The amendments that we have briefly summarized raise concern among the current agents and markets that will have to require authorization from the CNV to continue their activities. There is uncertainty about the requirements that the CNV will request to grant such authorization, about how many licenses each agent may request, taking into account the new classification of agents established by the Securities Law, and about the performance of the agents during the transition period. Also, one of the articles that is receiving severe criticism is the CNV's powers to establish the requirements to authorize markets and agents.

3. Stock Market Confidentiality

The Agents are exempted from the obligation to keep the information confidential on the transactions they make on behalf of third parties when this information is requested by the CNV, the Central Bank, the Financial Information Unit and the Superintendence of Insurance. The Agents are also exempted from the obligation to maintain secrecy when requested by the Federal Tax Authority.

Likewise, the CNV is exempted from keeping confidential the information obtained from the exercise of its duties when such information is required by the Central Bank, the Federal Tax Authority, the Financial Information Unit and the Superintendence of Insurance.

These provisions create mistrust among the listed companies and could result in a disincentive to enter into the public offering regime.

4. Rating Agencies

The Securities Law establishes that Public Universities may act as rating agencies. Although the original project included Private Universities, these were not included in the bill approved by the Congress.

5. Mandatory Tender Offer

The mandatory tender offer provided in the Securities Law, which is similar to the one established in the Transparency Decree, will apply to all listed companies, including those that had opted out of its application under the previous regime. This implies a modification to the existing regulations whereby the companies was able to opt out of the tender offer regime, as most of the companies did.

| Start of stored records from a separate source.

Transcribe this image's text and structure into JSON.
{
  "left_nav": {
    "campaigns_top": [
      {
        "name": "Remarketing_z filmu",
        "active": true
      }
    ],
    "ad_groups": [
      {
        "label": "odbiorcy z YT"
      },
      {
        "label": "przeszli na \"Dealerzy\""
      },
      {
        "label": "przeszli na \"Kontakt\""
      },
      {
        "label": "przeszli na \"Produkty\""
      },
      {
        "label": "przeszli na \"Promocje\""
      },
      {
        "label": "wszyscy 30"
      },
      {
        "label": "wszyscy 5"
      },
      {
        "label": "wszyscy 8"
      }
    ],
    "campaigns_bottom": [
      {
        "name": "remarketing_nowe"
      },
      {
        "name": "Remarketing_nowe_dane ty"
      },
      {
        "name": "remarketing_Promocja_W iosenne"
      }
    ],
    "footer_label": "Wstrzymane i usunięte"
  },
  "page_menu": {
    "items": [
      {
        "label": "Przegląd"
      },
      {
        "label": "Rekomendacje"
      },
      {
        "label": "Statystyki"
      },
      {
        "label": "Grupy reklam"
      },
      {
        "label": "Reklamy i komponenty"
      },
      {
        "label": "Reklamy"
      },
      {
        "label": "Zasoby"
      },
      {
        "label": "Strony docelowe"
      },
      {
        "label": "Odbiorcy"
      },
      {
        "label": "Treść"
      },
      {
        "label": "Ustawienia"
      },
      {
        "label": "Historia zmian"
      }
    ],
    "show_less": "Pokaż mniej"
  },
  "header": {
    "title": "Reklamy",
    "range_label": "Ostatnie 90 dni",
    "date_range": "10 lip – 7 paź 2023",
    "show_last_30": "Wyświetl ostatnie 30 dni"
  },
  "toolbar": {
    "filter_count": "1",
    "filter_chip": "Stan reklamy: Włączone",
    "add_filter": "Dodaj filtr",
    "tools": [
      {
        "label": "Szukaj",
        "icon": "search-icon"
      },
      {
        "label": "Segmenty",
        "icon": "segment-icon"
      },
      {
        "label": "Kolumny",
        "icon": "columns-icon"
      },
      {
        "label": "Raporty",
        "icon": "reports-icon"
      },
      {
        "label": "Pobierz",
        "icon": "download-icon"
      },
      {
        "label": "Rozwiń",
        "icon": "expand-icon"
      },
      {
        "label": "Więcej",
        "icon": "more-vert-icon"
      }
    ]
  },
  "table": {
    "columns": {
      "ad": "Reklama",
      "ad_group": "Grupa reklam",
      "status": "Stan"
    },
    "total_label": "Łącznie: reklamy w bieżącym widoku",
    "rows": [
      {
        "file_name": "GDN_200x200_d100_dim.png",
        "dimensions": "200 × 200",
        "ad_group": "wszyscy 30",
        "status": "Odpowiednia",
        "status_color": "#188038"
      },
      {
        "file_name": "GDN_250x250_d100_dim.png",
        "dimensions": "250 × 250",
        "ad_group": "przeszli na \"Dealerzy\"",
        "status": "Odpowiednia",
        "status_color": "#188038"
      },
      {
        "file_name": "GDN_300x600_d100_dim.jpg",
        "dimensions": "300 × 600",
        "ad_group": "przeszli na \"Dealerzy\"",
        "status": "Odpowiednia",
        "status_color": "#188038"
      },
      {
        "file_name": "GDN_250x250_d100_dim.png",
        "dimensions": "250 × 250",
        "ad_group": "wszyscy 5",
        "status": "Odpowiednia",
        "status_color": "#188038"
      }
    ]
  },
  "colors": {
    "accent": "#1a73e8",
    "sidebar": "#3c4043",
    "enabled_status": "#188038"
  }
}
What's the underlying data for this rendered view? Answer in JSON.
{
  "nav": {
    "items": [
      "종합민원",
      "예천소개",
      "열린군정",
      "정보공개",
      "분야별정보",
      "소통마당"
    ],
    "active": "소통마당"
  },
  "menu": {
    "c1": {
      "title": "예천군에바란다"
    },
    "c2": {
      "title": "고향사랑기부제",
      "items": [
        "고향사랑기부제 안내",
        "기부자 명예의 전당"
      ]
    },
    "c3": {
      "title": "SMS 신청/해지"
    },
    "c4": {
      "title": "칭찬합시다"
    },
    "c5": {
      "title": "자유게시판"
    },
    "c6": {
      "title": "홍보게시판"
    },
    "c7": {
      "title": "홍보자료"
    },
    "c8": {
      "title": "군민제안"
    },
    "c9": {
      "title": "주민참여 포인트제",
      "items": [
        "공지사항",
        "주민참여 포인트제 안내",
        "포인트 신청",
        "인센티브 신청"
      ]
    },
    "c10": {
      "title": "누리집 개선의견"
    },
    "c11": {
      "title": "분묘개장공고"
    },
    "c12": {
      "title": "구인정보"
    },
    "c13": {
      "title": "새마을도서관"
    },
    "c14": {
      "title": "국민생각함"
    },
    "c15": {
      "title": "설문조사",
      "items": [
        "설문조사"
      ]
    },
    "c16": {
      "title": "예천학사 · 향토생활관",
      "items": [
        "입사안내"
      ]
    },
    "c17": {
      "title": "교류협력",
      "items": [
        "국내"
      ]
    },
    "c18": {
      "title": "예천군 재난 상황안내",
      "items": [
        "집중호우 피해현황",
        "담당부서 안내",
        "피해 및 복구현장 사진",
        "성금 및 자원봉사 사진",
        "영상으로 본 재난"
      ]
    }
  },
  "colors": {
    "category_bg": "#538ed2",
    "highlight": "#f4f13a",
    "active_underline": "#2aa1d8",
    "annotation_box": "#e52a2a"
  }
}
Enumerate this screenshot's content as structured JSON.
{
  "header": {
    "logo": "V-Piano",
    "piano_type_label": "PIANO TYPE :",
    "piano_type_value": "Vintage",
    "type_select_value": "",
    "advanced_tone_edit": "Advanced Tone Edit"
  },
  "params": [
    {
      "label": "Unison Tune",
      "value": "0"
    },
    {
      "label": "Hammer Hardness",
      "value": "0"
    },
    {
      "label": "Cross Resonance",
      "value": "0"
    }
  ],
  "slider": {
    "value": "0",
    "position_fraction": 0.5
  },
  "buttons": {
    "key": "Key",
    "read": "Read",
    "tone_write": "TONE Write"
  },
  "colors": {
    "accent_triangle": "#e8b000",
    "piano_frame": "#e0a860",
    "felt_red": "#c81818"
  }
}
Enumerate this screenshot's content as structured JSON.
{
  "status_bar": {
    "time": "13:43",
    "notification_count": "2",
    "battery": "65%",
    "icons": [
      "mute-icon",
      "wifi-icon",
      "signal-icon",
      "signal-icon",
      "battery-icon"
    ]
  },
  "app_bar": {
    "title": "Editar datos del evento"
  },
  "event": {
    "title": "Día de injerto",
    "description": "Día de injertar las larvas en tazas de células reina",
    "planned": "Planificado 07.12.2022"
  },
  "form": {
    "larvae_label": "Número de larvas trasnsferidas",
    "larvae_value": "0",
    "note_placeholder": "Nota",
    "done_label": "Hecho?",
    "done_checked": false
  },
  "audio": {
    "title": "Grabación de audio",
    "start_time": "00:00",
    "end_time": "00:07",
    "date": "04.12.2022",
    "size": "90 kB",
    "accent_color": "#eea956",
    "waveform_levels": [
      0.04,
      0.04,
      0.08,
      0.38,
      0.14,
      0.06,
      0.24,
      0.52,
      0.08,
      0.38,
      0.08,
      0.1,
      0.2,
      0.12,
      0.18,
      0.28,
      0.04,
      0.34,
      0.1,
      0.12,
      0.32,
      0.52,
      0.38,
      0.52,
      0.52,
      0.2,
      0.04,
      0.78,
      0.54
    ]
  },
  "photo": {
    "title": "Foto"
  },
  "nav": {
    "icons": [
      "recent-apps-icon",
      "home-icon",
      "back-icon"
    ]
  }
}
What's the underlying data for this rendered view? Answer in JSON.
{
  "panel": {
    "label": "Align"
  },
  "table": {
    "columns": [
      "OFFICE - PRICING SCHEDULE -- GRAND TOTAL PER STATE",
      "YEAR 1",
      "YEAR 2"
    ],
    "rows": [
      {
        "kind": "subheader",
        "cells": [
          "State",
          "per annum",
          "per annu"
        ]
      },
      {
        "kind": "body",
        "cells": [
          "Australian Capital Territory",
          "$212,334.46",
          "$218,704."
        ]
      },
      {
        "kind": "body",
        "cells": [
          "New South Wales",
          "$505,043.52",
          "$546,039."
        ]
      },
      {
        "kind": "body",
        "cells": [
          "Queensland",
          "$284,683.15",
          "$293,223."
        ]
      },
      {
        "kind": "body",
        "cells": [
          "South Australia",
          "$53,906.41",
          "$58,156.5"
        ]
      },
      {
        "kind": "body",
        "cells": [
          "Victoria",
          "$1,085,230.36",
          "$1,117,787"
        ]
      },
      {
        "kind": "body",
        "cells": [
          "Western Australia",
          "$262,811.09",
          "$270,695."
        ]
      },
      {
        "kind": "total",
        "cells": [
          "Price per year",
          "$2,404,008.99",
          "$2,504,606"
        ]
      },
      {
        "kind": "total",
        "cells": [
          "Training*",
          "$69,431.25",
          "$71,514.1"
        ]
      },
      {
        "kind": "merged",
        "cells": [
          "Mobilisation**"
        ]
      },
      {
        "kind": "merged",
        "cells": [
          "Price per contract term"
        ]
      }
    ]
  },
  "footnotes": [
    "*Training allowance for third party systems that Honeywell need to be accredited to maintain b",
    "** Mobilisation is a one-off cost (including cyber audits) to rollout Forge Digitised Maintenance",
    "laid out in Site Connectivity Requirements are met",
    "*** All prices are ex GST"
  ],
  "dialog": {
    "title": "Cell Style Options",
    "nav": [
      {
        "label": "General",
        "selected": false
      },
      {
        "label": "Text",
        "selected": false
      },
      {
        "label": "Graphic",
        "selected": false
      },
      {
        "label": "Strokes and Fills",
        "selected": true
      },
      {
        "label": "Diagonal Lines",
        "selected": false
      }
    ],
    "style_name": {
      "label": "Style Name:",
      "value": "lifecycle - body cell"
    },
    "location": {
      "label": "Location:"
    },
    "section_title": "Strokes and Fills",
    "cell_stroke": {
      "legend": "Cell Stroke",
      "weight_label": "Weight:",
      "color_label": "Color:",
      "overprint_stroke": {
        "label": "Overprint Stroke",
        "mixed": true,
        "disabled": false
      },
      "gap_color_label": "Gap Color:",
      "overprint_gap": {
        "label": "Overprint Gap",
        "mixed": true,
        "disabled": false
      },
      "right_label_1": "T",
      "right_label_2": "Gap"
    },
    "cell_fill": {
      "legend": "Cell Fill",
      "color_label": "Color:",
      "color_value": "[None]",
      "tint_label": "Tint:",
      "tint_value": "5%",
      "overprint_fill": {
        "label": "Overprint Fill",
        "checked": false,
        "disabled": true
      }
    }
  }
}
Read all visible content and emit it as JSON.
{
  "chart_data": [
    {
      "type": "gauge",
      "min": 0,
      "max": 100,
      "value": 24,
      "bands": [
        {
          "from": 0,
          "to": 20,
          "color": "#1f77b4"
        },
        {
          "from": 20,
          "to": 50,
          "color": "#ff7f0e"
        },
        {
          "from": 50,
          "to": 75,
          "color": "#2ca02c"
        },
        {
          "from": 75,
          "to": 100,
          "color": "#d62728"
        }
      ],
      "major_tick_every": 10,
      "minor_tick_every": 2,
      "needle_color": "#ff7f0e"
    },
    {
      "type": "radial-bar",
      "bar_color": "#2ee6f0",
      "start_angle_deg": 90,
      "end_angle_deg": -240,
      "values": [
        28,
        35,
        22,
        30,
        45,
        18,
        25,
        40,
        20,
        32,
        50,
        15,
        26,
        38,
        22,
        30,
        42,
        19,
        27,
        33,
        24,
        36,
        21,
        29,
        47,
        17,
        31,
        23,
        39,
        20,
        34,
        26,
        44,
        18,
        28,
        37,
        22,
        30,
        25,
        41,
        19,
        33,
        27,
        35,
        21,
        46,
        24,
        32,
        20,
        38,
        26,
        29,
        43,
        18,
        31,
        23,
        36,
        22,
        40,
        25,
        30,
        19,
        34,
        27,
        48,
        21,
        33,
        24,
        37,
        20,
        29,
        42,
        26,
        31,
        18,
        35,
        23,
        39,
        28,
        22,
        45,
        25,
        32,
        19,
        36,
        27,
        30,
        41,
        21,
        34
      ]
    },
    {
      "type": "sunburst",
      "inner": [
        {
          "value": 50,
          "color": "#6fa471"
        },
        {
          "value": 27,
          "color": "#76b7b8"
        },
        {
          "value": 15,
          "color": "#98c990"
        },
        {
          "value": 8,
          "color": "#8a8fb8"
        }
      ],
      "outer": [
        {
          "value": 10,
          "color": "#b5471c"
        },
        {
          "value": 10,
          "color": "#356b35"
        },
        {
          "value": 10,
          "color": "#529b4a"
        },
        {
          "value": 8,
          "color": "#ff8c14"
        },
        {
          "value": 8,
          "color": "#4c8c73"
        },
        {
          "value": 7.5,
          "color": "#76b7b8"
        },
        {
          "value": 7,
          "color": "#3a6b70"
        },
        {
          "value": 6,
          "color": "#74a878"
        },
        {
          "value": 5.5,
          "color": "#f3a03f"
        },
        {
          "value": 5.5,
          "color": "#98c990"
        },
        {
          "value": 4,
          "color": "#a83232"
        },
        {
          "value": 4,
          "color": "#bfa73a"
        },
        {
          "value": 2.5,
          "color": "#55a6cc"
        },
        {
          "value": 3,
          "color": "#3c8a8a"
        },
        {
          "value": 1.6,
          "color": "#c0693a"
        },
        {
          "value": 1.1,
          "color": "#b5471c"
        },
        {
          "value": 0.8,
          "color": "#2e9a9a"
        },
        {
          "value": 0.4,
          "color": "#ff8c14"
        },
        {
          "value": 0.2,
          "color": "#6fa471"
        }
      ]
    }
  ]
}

As from the effective date of the Securities Law, all the companies that trade their shares in Argentina will be subject to a mandatory tender offer regime in the event of change of control or acquisition of a significant shareholding, as defined by the CNV.

6. Other Corporate Issues

Supervisory Committee: As a novelty, the Securities Law provides that companies that make public offering of shares and that have set up an Audit Committee are not required to have a Supervisory Commission. The decision to eliminate the Supervisory Committee shall be taken at an Extraordinary Shareholders' Meeting, which should have the presence of the shareholders who represent at least 75% of the shares entitled to vote. The resolutions in all cases will be made by an affirmative vote of 75% of the shares entitled to vote, without applying the plurality of votes.

In the cases where the Supervisory Committee exists, the Securities Law requires that all of its members must be independent.

Shareholders' Agreements: As currently indicated by the Transparency Decree, any individual or legal entity that executes shareholders' agreements with the purpose of exercising voting rights in a company whose shares are admitted to the public offering or in the controlling company, in any form whatsoever, is required to inform the CNV. The novelty is that the Securities Law provides that, in case of infringement of the obligation to inform, covenants or agreements will be of no value.

7. Jurisdiction

Section 143 of the Securities Law establishes that the Court of Appeals in Federal Administrative Litigation, in the jurisdiction of the City of Buenos Aires, shall have jurisdiction to hear on the following matters: (i) review of sanctions imposed by the CNV, including statements of irregularity for administrative purposes, and the suspension or revocation of registrations or authorizations; and (ii) review of the rejections of applications and authorizations.

For the provinces, the jurisdiction shall be the Federal Courts of Appeals.

The amendments described above are not intended to cover all the amendments established in the Securities Law, but only some of the most relevant aspects.

The content of this article is intended to provide a general guide to the subject matter. Specialist advice should be sought about your specific circumstances.